Lygia Clark: a artista caminhou por uma 'franja" por ela costurada entre a ciência e a arte
Lygia Clark: a artista caminhou por uma 'franja" por ela costurada entre a ciência e a arte | Foto: Folhapress

Quando se fala na obra de Lygia Clark, a primeira pergunta que aparece é: Qual o sentido de ser dos “Objetos Relacionais”? Assim, começar uma reflexão sobre os seus últimos trabalhos, invertendo a ordem lógica que indica “começar pelo princípio”, significa assinalar o que eu aponto como a proposta mais significativa da artista. Dou a partida, então, para comemorar o centenário de seu nascimento com esta reflexão invertida.

Os “Objetos Relacionais” são criações para proposições psicoterapêuticas, mas que detêm um sentido estético que não aparece explicitamente. A atualização desse sentido para o nosso tempo perpassa pelo esgarçamento que o tecido das artes sofreu no século XX. Neste caso, a artista caminhou por uma “franja”, por ela costurada, entre ciência e arte. Propôs, então, à psicoterapia um campo sensível de experiência estética.

O tratamento terapêutico pelo uso desses objetos no corpo do “paciente” dissolveu também com os limites entre espectador e obra. Assim, o uso de objetos semelhantes faz de cada sujeito um artista no tempo. Então, uma nova pergunta aparece: Como cada objeto desses pode ser considerado uma obra de arte? Essa consideração faz sentido e só aparece no espaço-tempo da experiência, pois, em si, ela não existe. Trata-se de uma relação direta entre os objetos, o corpo do “paciente”, a artista em um determinado instante singular.

Lygia Clark legou seus objetos para Lula Wanderley. Ao mesmo tempo em que este os usou em seus pacientes esquizofrênicos, passou a atuar, desde os anos setenta, na área das artes visuais. A relação de seus trabalhos com o de Lygia Clark não é diretamente explícita. Há uma existência mútua entre eles, algo latente que resulta em um processo de criação artística. Wanderley diz que “toda arte é incompleta, necessitando ser apropriada pelo espectador para completá-la: a arte é escuta.” Assim, o que se escuta desses objetos é um som infinito e que se propaga por cada espectador -receptor, que submete seu corpo a um encantamento sugestivo, em sessões privadas ou coletivas. Além disso, cada um pode criar seus próprios objetos relacionais, sem, no entanto, que esses sejam reconhecidos como obra de arte.

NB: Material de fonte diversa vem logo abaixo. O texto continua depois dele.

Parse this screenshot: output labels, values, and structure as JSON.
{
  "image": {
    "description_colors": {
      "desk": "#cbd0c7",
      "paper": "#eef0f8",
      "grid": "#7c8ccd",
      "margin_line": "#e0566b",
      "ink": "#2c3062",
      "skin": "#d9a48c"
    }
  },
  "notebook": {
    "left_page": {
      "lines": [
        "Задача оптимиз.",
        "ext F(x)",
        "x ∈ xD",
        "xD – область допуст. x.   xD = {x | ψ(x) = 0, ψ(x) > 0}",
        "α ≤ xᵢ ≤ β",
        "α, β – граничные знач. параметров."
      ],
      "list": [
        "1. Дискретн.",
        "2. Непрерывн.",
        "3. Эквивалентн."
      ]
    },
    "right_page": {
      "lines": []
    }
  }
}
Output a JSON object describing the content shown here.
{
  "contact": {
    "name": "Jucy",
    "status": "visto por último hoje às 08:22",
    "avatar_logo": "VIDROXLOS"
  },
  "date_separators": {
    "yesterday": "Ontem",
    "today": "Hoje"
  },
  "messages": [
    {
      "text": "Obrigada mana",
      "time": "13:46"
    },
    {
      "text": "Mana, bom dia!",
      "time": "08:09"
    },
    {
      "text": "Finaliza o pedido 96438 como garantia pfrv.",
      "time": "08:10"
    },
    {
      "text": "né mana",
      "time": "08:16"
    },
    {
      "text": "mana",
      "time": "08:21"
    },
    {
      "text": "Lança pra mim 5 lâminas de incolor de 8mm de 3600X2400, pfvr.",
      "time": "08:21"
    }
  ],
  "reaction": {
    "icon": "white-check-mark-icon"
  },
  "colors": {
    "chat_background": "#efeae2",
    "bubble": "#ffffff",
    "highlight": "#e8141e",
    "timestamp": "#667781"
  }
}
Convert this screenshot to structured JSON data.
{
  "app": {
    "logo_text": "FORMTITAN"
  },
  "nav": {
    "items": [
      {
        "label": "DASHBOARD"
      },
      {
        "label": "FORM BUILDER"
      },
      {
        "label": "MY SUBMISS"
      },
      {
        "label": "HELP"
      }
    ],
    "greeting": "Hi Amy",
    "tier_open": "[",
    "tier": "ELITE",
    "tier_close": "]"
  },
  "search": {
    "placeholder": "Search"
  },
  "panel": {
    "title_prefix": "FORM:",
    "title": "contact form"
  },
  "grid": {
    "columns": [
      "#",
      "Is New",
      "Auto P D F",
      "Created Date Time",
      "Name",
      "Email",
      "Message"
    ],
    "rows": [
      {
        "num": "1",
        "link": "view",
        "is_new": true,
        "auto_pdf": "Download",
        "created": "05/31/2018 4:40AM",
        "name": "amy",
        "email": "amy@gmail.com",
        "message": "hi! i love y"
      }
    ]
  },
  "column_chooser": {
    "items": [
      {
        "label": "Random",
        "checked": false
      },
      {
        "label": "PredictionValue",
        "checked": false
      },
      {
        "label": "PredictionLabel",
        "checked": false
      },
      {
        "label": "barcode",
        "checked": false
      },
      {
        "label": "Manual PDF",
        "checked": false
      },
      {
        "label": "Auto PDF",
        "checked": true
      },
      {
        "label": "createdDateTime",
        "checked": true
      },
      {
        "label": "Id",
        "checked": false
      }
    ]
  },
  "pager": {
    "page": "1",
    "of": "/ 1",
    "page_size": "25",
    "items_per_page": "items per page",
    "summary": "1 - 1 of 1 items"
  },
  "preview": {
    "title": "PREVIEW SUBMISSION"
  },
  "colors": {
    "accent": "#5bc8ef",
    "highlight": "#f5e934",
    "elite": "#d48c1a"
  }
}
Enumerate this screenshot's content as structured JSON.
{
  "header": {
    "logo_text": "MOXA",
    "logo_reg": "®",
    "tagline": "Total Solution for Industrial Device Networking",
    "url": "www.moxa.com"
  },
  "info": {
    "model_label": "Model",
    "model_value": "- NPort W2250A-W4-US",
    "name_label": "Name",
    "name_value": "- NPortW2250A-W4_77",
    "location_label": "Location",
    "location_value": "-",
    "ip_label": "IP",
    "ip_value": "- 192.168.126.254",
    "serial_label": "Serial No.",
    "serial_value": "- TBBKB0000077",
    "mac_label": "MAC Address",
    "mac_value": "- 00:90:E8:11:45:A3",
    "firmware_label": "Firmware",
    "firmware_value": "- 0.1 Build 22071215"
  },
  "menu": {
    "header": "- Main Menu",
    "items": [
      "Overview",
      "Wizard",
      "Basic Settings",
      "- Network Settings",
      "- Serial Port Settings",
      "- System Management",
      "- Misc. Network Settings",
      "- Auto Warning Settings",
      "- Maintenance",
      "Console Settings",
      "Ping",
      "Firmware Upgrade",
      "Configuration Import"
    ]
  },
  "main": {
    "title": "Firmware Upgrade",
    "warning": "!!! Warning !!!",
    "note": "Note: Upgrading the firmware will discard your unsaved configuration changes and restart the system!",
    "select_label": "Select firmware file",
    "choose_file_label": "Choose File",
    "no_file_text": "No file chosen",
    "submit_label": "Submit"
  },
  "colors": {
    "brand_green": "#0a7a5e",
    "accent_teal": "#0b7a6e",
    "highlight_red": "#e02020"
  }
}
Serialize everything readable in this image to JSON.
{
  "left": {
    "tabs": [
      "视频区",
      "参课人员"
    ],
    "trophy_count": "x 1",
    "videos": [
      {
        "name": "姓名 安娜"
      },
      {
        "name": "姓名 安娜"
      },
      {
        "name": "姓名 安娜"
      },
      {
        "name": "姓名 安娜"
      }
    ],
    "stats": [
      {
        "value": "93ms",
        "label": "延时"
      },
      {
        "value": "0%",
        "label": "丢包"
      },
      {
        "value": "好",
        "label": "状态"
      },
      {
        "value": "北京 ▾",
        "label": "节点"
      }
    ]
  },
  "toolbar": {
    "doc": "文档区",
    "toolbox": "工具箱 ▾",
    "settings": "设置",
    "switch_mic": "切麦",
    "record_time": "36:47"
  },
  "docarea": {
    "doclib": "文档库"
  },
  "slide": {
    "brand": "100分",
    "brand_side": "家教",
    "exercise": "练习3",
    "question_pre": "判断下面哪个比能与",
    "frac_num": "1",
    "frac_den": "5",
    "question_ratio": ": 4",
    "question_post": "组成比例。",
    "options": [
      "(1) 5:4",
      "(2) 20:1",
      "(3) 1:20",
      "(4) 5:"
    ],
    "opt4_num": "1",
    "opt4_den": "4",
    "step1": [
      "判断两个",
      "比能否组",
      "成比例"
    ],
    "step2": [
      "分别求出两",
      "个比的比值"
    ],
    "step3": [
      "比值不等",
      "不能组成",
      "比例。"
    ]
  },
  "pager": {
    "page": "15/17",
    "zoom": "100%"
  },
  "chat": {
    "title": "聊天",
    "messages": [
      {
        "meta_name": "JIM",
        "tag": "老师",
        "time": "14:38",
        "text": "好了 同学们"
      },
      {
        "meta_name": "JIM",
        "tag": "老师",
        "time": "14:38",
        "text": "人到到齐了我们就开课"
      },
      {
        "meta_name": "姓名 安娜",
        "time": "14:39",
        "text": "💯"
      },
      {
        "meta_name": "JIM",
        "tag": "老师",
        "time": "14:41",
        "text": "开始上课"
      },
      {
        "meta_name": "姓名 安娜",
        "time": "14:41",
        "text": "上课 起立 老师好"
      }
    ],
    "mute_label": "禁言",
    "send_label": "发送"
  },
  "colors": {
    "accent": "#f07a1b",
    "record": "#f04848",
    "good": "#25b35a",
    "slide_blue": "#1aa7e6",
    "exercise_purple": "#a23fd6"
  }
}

Portanto, se todos somos artistas, cada um, então, que crie seus próprios objetos e compreenda a sua própria vida. Há uma corporeidade afetiva que se manifesta no uso e na criação desses objetos. Wanderley afirma: “A arte tanto fala quanto escuta - é tanto vento quanto concha.” E nos surpreende a cada trecho de sua entrevista: “Lygia Clark levou a escuta da arte a uma radicalidade tal que dissolveu sua identidade de artista e fez ressurgir a radical singularidade do espectador", pontua Wanderley em texto publicado no site do Conselho Regional de Psicologia.

Obs: Lula Wanderley nasceu em Recife e atua nas artes contemporâneas desde os anos de 1970. Colabora com jornais e revistas como artista gráfico e participa de movimentos da poesia visual. Simultaneamente estuda medicina e forma-se pela Universidade Federal de Pernambuco. Em 1977 migra para o Rio de Janeiro onde reside, lá trabalhou com Nise da Silveira e Mario Pedrosa no Museu de Imagens do Inconsciente. Colaborou, também, com Lygia Clark em suas pesquisas sobre arte, corpo e psiquismo. Atualmente, seu interesse tem se voltado para o cinema e o poema em vídeo.

Cláudio Garcia é professor de Artes Visuais na Universidade Estadual de Londrina (UEL) e pesquisador da obra de Lygia Clark.